Bill 41 represents the “fix” to this issue from the Ministry of Advanced Education. Today’s government news release about the Bill describes:
- Amendments to the University Act and the College and Institute Act will ensure that fees continue to be collected from students who resign from the student society. The Ministry of Advanced Education will consult with student societies to determine which program or service fees should be protected under the legislation.
In reality, the fix is only a half measure. On the one hand, some fees will continue to be collected from students who resign. On the other hand, some fees might not.
The mechanism by which Bill 41 does this is first by establishing two new defined terms in the University Act. They lay out two new types of student fees:
- A capital fee, which is left undefined and will be defined in regulation.
- A program or service fee, which is “a fee for a prescribed program or a prescribed service”
The bill then describes that if student resigns his or her membership in a student society, he or she will still be obligated to pay capital fees and program or service fees. The corollary to that, while not explicitly stated, is that that student society fees not fitting into those two categories will not be collected in the case of a resignation.

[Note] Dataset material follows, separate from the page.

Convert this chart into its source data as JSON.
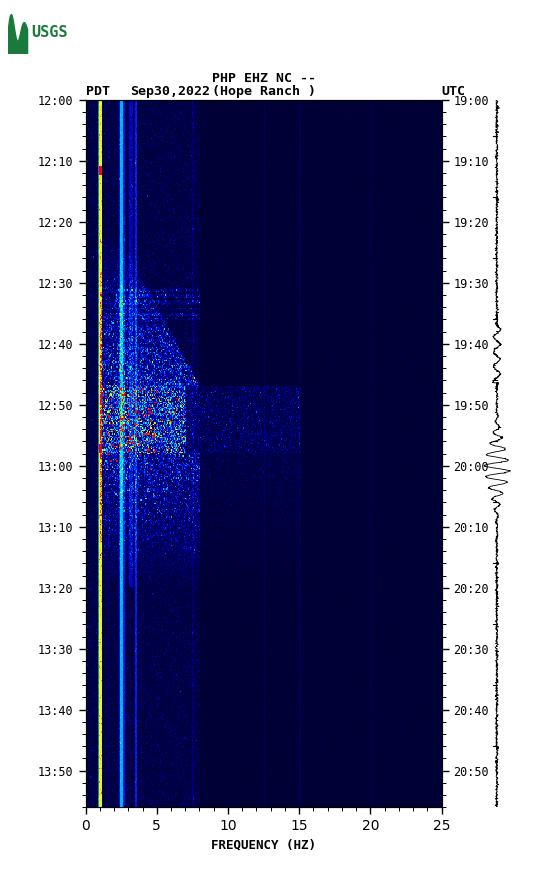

Due to the vagueness of the definitions, the matter of which fees fall into each category is left open, to be determined by conversations between student societies and the Ministry. A statement from the Ministry of Advanced Education said that “The Ministry of Advanced Education will consult with student societies before determining which program and service fees will be protected under this legislation. Government has the regulatory authority to determine which fees are protected, but development of the regulation will be informed by the consultation process.” Still, the possibility is now open that students unhappy with their student society in BC may soon be able to resign and get some of their fees back in the process.